Response on: The Design Of Everyday Things – Don Norman

Chapter 1

From the first chapter of the book, I could understand a few of the key points the author is trying to bring across. Firstly, would be the experience of handling a door, having the typical “push/pull” problem. We all have encountered this problem in our lives, pushing a pull door, vice versa. Even though design itself have advanced a great deal, I feel that this problem has not really been solved, in a way, where there are people still pushing a pull door, up till today.

This brings me to the next point. Us as being human, are used to getting things to work through the method of trial and error. However, this trial and error method would mean that a design was not well-thought of and hence needing the user to encounter difficulty in using the product and learning from it.

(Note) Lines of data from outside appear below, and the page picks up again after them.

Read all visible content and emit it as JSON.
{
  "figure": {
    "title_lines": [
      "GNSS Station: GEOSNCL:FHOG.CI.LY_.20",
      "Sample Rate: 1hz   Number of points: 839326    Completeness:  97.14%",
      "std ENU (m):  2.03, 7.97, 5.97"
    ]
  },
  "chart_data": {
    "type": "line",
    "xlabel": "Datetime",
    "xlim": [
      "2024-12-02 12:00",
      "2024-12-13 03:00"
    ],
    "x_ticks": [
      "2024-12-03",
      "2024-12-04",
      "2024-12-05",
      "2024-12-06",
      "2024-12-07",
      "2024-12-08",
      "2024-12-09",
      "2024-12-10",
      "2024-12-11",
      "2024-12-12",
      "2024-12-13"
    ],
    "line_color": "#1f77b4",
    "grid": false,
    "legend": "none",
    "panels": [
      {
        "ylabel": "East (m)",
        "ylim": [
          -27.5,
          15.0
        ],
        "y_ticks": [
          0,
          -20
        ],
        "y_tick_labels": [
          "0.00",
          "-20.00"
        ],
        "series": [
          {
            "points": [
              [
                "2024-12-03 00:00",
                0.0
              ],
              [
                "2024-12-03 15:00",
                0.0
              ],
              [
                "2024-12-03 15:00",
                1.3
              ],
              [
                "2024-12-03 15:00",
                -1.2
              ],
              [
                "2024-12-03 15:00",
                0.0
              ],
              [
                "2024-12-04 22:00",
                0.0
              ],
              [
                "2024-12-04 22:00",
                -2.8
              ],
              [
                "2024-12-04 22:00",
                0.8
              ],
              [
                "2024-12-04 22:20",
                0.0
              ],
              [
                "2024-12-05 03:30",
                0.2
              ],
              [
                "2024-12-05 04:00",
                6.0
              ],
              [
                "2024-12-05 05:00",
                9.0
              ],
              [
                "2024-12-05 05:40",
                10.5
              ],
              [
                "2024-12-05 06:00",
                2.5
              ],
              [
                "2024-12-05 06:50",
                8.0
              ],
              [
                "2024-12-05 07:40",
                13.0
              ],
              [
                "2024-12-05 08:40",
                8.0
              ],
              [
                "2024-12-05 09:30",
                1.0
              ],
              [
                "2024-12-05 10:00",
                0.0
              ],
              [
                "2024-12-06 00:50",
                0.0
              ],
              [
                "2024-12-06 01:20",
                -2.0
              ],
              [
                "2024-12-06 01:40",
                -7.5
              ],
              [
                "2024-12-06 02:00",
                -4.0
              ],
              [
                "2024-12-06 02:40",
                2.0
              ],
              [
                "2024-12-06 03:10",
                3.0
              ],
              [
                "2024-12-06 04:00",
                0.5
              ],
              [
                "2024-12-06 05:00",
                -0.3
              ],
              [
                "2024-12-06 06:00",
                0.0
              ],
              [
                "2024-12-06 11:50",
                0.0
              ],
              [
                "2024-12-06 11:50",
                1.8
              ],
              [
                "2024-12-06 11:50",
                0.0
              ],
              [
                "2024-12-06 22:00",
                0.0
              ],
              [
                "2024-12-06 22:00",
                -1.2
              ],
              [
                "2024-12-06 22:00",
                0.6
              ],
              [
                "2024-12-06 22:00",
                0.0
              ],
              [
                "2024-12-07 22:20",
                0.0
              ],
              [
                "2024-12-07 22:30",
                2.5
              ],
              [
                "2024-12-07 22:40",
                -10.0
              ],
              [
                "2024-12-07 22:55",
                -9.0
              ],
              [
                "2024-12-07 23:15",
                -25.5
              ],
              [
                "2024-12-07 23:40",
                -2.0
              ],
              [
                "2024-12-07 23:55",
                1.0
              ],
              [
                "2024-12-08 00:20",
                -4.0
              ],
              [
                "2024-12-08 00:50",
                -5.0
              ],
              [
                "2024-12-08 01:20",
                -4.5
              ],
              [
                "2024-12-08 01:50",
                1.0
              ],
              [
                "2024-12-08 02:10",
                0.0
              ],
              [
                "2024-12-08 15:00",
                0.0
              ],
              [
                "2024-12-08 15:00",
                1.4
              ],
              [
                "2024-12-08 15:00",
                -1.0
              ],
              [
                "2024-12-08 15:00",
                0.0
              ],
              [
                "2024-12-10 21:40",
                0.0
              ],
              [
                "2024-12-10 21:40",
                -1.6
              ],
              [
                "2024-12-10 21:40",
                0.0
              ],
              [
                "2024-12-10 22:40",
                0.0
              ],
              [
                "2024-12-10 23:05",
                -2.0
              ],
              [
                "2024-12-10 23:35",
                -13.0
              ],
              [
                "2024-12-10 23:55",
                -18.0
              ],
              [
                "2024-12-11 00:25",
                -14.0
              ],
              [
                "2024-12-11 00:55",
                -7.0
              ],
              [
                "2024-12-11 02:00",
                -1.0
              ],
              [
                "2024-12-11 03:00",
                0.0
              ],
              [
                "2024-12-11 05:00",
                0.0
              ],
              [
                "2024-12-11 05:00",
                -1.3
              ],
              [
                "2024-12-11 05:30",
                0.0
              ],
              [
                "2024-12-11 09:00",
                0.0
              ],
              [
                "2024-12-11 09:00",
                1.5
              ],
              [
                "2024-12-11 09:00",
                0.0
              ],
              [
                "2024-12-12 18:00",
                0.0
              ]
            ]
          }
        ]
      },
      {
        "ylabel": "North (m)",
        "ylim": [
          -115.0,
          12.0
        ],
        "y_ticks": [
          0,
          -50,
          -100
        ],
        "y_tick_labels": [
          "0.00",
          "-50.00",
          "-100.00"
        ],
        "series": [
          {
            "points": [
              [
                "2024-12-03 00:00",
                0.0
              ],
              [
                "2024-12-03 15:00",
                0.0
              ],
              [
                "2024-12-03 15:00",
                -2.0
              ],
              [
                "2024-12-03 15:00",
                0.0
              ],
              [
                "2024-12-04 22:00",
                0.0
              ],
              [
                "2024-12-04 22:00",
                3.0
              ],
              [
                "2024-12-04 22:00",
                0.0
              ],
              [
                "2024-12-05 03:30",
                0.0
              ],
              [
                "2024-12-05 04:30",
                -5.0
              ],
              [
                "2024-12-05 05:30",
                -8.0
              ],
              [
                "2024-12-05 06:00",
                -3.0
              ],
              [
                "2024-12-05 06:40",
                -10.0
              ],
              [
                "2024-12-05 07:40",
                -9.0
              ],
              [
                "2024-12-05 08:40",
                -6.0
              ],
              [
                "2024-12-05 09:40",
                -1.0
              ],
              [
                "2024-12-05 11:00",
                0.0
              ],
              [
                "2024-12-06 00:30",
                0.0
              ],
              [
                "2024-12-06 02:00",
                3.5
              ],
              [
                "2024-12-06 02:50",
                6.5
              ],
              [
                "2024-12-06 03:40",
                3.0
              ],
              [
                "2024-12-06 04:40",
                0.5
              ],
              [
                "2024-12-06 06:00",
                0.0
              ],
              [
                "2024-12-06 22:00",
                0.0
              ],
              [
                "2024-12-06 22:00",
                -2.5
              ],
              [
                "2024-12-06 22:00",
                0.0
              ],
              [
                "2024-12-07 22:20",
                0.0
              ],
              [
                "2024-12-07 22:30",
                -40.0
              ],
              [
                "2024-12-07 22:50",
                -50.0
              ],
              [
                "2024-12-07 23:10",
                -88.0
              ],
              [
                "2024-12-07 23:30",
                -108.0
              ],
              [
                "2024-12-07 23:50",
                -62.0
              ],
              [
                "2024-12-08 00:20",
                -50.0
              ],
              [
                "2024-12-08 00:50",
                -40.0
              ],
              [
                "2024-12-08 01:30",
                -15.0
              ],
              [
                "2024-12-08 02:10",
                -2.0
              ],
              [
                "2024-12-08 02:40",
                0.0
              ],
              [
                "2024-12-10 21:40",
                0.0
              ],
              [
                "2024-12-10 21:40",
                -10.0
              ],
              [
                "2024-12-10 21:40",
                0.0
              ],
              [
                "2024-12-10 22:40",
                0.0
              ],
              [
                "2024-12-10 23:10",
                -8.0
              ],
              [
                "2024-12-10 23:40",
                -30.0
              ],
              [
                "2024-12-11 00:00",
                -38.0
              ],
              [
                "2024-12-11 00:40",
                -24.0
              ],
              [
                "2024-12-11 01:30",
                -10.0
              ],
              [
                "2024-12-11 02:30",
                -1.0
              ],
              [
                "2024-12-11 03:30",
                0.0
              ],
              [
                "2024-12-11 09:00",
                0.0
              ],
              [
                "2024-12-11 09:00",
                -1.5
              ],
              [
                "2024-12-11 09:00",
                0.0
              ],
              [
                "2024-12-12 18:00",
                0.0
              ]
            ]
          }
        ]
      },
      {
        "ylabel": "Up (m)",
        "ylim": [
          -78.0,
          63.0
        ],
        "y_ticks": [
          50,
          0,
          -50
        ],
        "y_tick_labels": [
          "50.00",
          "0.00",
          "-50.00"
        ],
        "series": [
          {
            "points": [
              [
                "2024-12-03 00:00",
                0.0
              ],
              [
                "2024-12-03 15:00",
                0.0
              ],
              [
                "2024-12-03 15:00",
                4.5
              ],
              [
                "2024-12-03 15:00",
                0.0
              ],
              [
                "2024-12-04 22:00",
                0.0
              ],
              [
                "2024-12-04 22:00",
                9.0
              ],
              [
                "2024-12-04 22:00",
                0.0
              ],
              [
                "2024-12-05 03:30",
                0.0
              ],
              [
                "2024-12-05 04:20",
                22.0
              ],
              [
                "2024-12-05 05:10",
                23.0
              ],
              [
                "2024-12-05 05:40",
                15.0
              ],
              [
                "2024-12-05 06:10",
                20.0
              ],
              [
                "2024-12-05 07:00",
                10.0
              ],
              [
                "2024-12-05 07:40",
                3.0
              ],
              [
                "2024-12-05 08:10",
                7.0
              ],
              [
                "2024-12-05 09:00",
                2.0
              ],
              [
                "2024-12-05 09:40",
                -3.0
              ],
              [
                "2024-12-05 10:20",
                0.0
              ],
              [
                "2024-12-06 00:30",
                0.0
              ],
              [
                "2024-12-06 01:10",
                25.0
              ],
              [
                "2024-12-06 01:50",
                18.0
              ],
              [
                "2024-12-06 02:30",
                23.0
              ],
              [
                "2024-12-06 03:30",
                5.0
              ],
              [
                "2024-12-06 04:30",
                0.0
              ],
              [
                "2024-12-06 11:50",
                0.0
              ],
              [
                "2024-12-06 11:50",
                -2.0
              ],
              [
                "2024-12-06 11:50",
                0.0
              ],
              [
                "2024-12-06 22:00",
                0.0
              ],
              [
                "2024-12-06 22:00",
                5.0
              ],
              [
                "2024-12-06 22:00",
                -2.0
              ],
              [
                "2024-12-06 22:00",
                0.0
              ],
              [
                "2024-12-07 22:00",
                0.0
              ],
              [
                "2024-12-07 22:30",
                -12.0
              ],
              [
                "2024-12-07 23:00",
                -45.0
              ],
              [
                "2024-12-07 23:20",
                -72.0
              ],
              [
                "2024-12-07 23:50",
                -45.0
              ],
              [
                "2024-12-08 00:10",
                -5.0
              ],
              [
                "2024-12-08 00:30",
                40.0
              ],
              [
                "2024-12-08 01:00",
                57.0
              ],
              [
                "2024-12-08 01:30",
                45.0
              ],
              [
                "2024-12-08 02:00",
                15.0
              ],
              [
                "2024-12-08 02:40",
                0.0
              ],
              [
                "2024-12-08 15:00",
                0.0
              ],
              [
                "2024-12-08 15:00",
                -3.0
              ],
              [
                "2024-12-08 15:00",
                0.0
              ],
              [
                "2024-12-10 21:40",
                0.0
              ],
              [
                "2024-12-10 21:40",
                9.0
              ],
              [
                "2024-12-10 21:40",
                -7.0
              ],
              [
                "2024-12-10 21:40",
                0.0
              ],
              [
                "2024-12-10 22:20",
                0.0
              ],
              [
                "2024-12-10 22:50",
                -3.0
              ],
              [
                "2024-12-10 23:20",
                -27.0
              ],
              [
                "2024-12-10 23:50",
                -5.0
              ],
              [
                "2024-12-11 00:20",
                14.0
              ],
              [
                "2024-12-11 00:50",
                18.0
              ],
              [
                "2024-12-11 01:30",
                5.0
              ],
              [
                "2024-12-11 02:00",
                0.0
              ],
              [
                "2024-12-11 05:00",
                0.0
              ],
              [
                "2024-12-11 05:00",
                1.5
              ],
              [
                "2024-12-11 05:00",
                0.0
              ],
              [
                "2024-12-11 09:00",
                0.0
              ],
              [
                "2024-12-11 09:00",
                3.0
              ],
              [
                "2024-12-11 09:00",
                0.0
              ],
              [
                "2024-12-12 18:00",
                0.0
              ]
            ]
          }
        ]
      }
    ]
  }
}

The differentiation of Design Specializations was something new to me as it clearly allows me to understand the differences between the three design specializations when it could be easily mistaken for one another. When compared to HCD, it also gave me a clearer picture on what all these mean and how they relate to each other in terms of user experience. Beside understanding these differences, I benefitted from the examples given throughout the chapter and the dialogue between the student and mentor. Simple examples allowed me to understand confusing terms in regards to signifiers and allowance.

While it was insightful and enriching to me as I read the first chapter of the book, however, I would like to ask:

  • How is experience design different from ergonomics? Or are they the same?
  • Leading from first question: If I carefully design my products with human ergonomics and fulfil the needs of the target user, does it also mean that I have given a positive user experience?